✨ TL;DR
This paper develops a general mathematical theory explaining how symmetries in target distributions and variational families guarantee that variational inference can accurately recover certain statistics, even when the approximation is imperfect. The framework unifies existing results and enables derivation of new recovery guarantees across diverse settings including directional statistics.
Variational inference approximates intractable probability distributions by optimizing over simpler families, but these families often cannot represent the target exactly. This model misspecification raises critical questions about which properties of the target distribution can be reliably captured. While recent work has shown that symmetries can enable recovery of certain statistics despite misspecification, these results are problem-specific and lack a unified theoretical foundation.
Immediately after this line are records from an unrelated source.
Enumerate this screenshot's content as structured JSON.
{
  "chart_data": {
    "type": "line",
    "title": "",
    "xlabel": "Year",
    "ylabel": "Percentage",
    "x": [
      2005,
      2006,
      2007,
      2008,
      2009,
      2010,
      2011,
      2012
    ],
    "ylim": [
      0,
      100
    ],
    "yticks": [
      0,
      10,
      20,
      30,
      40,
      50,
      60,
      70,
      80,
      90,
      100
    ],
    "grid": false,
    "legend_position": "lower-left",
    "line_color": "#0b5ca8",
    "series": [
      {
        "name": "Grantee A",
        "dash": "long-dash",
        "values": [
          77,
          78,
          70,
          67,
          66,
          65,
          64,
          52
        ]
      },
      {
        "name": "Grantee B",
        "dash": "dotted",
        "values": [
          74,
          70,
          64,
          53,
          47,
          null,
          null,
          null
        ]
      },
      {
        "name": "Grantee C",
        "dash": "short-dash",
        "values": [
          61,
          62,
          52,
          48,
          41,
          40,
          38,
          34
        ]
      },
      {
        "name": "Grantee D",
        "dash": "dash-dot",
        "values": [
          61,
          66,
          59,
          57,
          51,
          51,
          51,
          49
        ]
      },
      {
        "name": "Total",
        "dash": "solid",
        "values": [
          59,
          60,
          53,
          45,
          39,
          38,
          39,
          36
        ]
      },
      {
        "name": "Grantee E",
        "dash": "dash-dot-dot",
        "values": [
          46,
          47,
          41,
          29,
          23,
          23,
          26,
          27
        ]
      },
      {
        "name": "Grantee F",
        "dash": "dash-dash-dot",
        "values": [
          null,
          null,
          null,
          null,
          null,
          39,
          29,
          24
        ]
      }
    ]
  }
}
There is no general understanding of the fundamental mechanism by which symmetry forces statistic recovery, limiting our ability to predict when VI will succeed or fail at capturing specific properties of interest.
The authors develop a general mathematical framework for understanding symmetry-induced statistic recovery in variational inference. Their approach has three main components: First, they characterize when variational minimizers inherit symmetries from the target distribution and establish conditions under which these inherited symmetries pin down identifiable statistics. Second, they demonstrate that their theory subsumes existing results by showing that known recovery guarantees in location-scale families emerge as special cases of their general framework. Third, they apply their theory to new settings, specifically distributions on the sphere, to derive novel guarantees for recovering directional statistics in von Mises-Fisher families. The framework is designed to be modular, providing a systematic blueprint for deriving recovery guarantees across different symmetry settings.